Pemerintah perlu memastikan distribusi buku berjalan secara efektif, termasuk bagi sekolah yang berada di wilayah dengan keterbatasan akses geografis maupun infrastruktur.

Digitalisasi Membuka Peluang Baru

Perkembangan teknologi memberikan peluang untuk mengubah cara buku ajar digunakan.

Buku digital dapat dilengkapi dengan video, animasi, simulasi, tautan sumber terpercaya, maupun latihan interaktif. Materi juga dapat diperbarui dengan lebih cepat dibandingkan buku cetak.

Namun, digitalisasi bukan berarti buku cetak harus ditinggalkan begitu saja.

Masih terdapat persoalan kesenjangan perangkat dan akses internet di berbagai wilayah. Karena itu, transformasi digital harus dilakukan secara bertahap dan tetap mempertimbangkan kondisi peserta didik.

Standar dan Evaluasi Harus Diperkuat

Pembaruan buku ajar membutuhkan sistem evaluasi yang berkelanjutan.

Setiap buku perlu ditinjau dari aspek akurasi materi, relevansi dengan kurikulum, kesesuaian bahasa, kualitas ilustrasi, perspektif keberagaman, hingga kemampuan buku dalam mendorong keterampilan berpikir siswa.

Evaluasi juga tidak seharusnya hanya dilakukan sebelum buku digunakan. Masukan dari guru dan siswa setelah buku diterapkan perlu menjadi bahan untuk perbaikan edisi berikutnya.

Dengan cara tersebut, buku ajar dapat terus berkembang mengikuti kebutuhan pendidikan.

Pembaruan Buku Harus Menjadi Investasi Pendidikan

Urgensi pembaruan buku ajar nasional pada akhirnya tidak dapat dipisahkan dari agenda peningkatan kualitas pendidikan. Sebagaimana menjadi perhatian Prof. Dr. H. Cecep Darmawan, M.Si., buku ajar perlu diposisikan sebagai instrumen penting dalam membangun proses pembelajaran yang berkualitas, relevan, dan sesuai dengan perkembangan zaman.

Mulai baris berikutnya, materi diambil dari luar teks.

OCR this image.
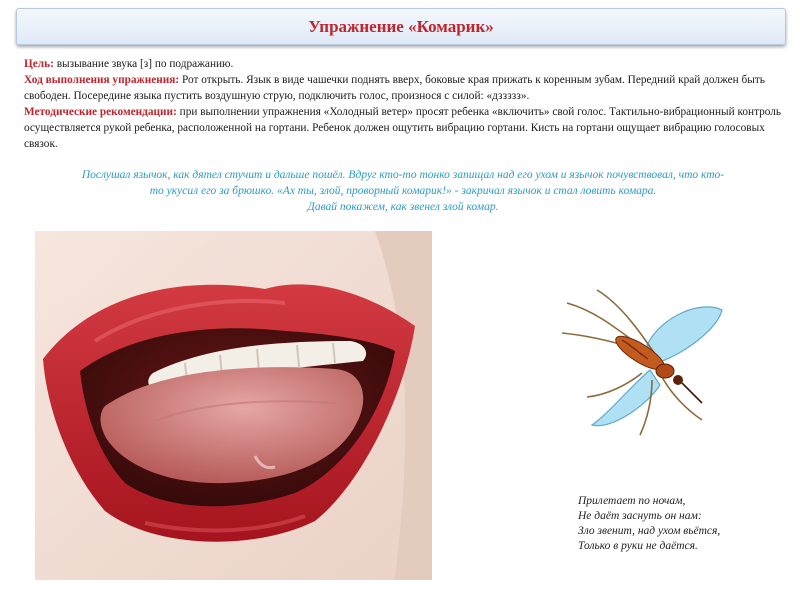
Упражнение «Комарик»

Цель: вызывание звука [з] по подражанию.

Ход выполнения упражнения: Рот открыть. Язык в виде чашечки поднять вверх, боковые края прижать к коренным зубам. Передний край должен быть свободен. Посередине языка пустить воздушную струю, подключить голос, произнося с силой: «дззззз».

Методические рекомендации: при выполнении упражнения «Холодный ветер» просят ребенка «включить» свой голос. Тактильно-вибрационный контроль осуществляется рукой ребенка, расположенной на гортани. Ребенок должен ощутить вибрацию гортани. Кисть на гортани ощущает вибрацию голосовых связок.

Послушал язычок, как дятел стучит и дальше пошёл. Вдруг кто-то тонко запищал над его ухом и язычок почувствовал, что кто-

то укусил его за брюшко. «Ах ты, злой, проворный комарик!» - закричал язычок и стал ловить комара.

Давай покажем, как звенел злой комар.

Прилетает по ночам,

Не даёт заснуть он нам:

Зло звенит, над ухом вьётся,

Только в руки не даётся.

Pemerintah perlu memastikan pembaruan buku dilakukan secara berkala, berbasis kajian, melibatkan guru dan pakar pendidikan, serta mempertimbangkan kebutuhan peserta didik di berbagai daerah. Di saat yang sama, perkembangan buku digital perlu dimanfaatkan tanpa mengabaikan persoalan kesenjangan akses teknologi.

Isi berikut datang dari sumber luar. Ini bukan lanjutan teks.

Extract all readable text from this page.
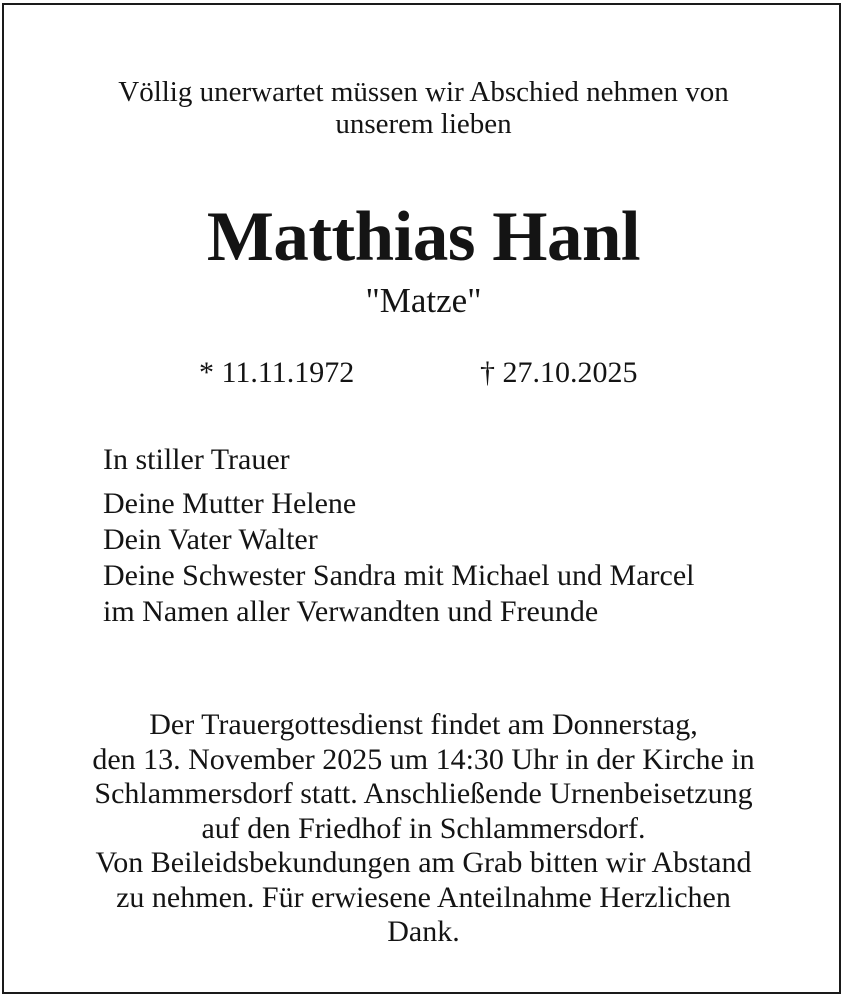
Völlig unerwartet müssen wir Abschied nehmen von
unserem lieben
Matthias Hanl
"Matze"
* 11.11.1972	† 27.10.2025
In stiller Trauer
Deine Mutter Helene
Dein Vater Walter
Deine Schwester Sandra mit Michael und Marcel
im Namen aller Verwandten und Freunde
Der Trauergottesdienst findet am Donnerstag,
den 13. November 2025 um 14:30 Uhr in der Kirche in
Schlammersdorf statt. Anschließende Urnenbeisetzung
auf den Friedhof in Schlammersdorf.
Von Beileidsbekundungen am Grab bitten wir Abstand
zu nehmen. Für erwiesene Anteilnahme Herzlichen
Dank.
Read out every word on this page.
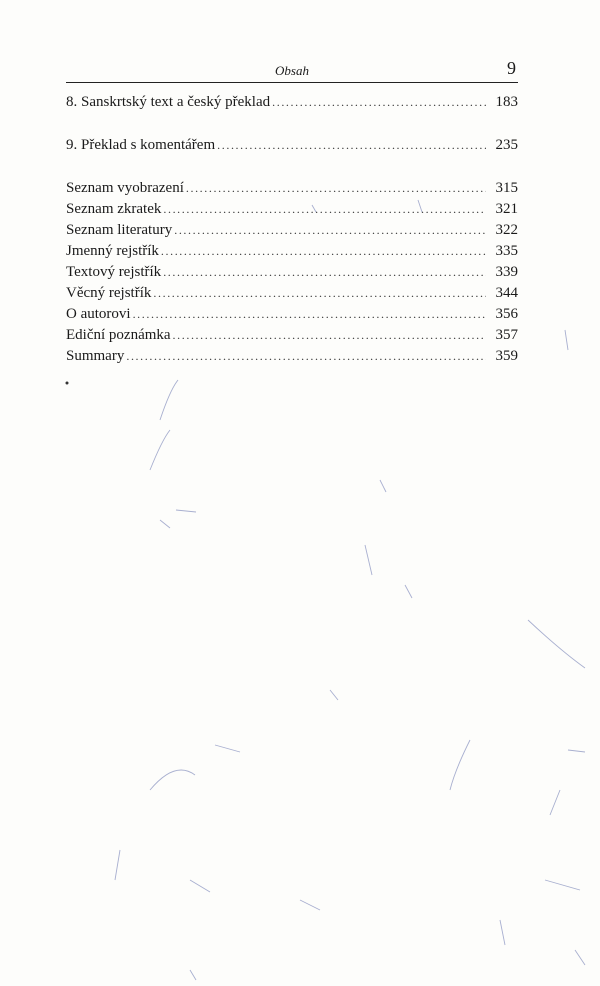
Obsah	9
8. Sanskrtský text a český překlad .....	183
9. Překlad s komentářem .....	235
Seznam vyobrazení .....	315
Seznam zkratek .....	321
Seznam literatury .....	322
Jmenný rejstřík .....	335
Textový rejstřík .....	339
Věcný rejstřík .....	344
O autorovi .....	356
Ediční poznámka .....	357
Summary .....	359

Pada akhirnya, memperbarui buku ajar bukan sekadar mengganti halaman lama dengan materi baru. Ini merupakan bagian dari investasi jangka panjang untuk membangun generasi yang memiliki pengetahuan kuat, mampu berpikir kritis, dan siap menghadapi perubahan zaman.

Sebab, ketika kualitas sumber belajar diperbaiki, maka peluang untuk menghadirkan pengalaman belajar yang lebih baik bagi setiap anak Indonesia juga semakin besar.